Sa bouche fond sur la mienne. Un cri de terreur se fracasse contre les murs. J’agite les bras pour repousser cette masse. Ma tête cogne le rebord de la baignoire, mes mains balayent le vide. La mousse m’ensevelit, ma gorge est envahie et une brûlure atroce me terrasse le thorax. L’eau jaillit sous mon corps. Je bascule au-dessus de la vasque pour dégueuler le produit chimique.
Mes yeux me brûlent alors qu’ils font face au parquet de ma salle de bains. L’angoisse resserre le nœud de mes entrailles.
Il est là.
Je me recroqueville, heurtant mes genoux au bac. Des vertiges me saisissent. J’ai beau me maintenir à la surface, j’ai la sensation de perdre pied. De me noyer dans cette barque inondée. Elle tangue. Ou peut-être que c’est moi qui vacille. Ma vue est floue, tachetée de points noirs, obstruée par les larmes. Celles-ci dévalent mes joues. Les dents plantées dans mes lèvres pour réprimer le rugissement de mes sanglots, je m’agite, le regard fiévreux, à la recherche de son ombre. Son sourire. Je sais qu’il m’observe. Ses mots retentissent dans mon crâne. Son contact ronge toujours ma peau. Sauf que la pièce est vide. Il n’y a que moi. Moi et ma porte close.
Tu es seule, me murmure la voix dans ma tête. Elle se veut douce et réconfortante. Elle veut que son timbre m’apaise. Mes membres sont secoués par des spasmes. Virulents, successifs.
Je suis seule, me répété-je. Pourtant, je le sens. J’en suis persuadée. Je sais qu’il n’est pas parti tant que la chair de poule s’étend sur mon épiderme. Que la fraîcheur continue de glacer le moindre de mes organes alors que l’eau fume encore.
Cette fois, mon cœur est aux abois. Il succombe au branle-bas de ma panique. Ses battements sont erratiques, hachurés. Leur violence est assourdissante. Je les entends presque rebondir contre chaque recoin de la pièce, s’alliant à l’écho de mon hurlement. Les lamentations de mon âme en souffrance s’acharnent. Elles me torturent, m’obligeant à me répéter l’ordre de ce démon.
Tu dois le satisfaire pour t’en débarrasser. Au moins pour aujourd’hui.
Je secoue la tête. Roulée en boule, je me refuse à combler ses attentes. Je ne peux pas. Je ne peux plus. C’est insupportable.
Fais-le, Rebecca.
Mes paupières se plissent sous le reflet du miroir qui luit depuis le fond de la baignoire.

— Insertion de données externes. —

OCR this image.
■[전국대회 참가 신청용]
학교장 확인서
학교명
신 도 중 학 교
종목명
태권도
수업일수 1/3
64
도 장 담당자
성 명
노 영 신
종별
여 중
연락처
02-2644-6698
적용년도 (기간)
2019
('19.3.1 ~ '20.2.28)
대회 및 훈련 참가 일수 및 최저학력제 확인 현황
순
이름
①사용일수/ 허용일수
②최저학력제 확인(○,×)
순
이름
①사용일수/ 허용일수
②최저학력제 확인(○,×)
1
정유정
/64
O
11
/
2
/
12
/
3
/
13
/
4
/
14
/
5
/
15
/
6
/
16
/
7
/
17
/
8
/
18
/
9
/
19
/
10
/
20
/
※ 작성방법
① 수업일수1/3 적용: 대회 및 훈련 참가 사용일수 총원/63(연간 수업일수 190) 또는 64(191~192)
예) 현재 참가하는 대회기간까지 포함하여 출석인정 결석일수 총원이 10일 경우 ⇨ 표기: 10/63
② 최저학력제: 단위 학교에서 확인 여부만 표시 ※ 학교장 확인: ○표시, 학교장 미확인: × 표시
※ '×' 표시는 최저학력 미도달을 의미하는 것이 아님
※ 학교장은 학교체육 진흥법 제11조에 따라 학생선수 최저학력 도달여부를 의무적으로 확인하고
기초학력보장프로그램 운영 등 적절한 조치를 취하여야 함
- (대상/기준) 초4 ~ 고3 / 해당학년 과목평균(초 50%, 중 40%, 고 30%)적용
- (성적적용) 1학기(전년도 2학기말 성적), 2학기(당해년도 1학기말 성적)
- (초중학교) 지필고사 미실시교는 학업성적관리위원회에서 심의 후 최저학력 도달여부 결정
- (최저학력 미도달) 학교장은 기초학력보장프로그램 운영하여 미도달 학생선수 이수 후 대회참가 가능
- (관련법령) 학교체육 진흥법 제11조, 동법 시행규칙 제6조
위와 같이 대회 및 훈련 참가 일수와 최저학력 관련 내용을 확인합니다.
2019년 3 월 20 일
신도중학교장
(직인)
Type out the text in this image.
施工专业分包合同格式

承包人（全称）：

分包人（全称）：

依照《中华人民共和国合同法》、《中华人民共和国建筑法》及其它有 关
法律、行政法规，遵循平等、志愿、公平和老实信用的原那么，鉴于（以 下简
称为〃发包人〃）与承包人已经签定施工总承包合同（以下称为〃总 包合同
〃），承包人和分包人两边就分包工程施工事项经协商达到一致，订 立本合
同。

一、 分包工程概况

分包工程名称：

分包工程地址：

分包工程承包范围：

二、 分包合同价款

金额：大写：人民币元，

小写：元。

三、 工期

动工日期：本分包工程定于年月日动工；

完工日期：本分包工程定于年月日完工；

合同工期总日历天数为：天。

Échoué entre mes pieds, il semble m’appeler pour que j’accomplisse ma tâche. Ma respiration est courte. Une inspiration me foudroie les poumons. Une expiration les déchire un peu plus. J’ai mal. La douleur me rend sourde. Inerte. Je suis incapable d’obtempérer.
Mes ongles, plantés dans mes bras, s’arrachent. Du sang perle, coule le long de mes doigts, profane le liquide incolore.
« Souris. »
Non…
« Souris. »
Hors de question.
« Souris. »
NON !
« SOURIS ! »
Sa main invisible s’empare de ma gorge. Mes yeux écarquillés rencontrent le vide.
Il est là.
Je peux deviner ses traits à cause de mes cauchemars. La pression de sa poigne m’écrase les cordes vocales. Je suis muette. Je ne peux pas le supplier de me lâcher ou crier à l’aide. Il m’étouffe avec une force monstrueuse. Je suis figée, paralysée par le poids de son sourire. Seul élément que je distingue au cœur de ce trouble opaque. Il m’accable de sa volonté. Je ne suis rien face à lui. Son pouvoir me submerge. Entre ses griffes, je ne suis qu’une poupée désarticulée. La mâchoire démantibulée par ces putains de sourires.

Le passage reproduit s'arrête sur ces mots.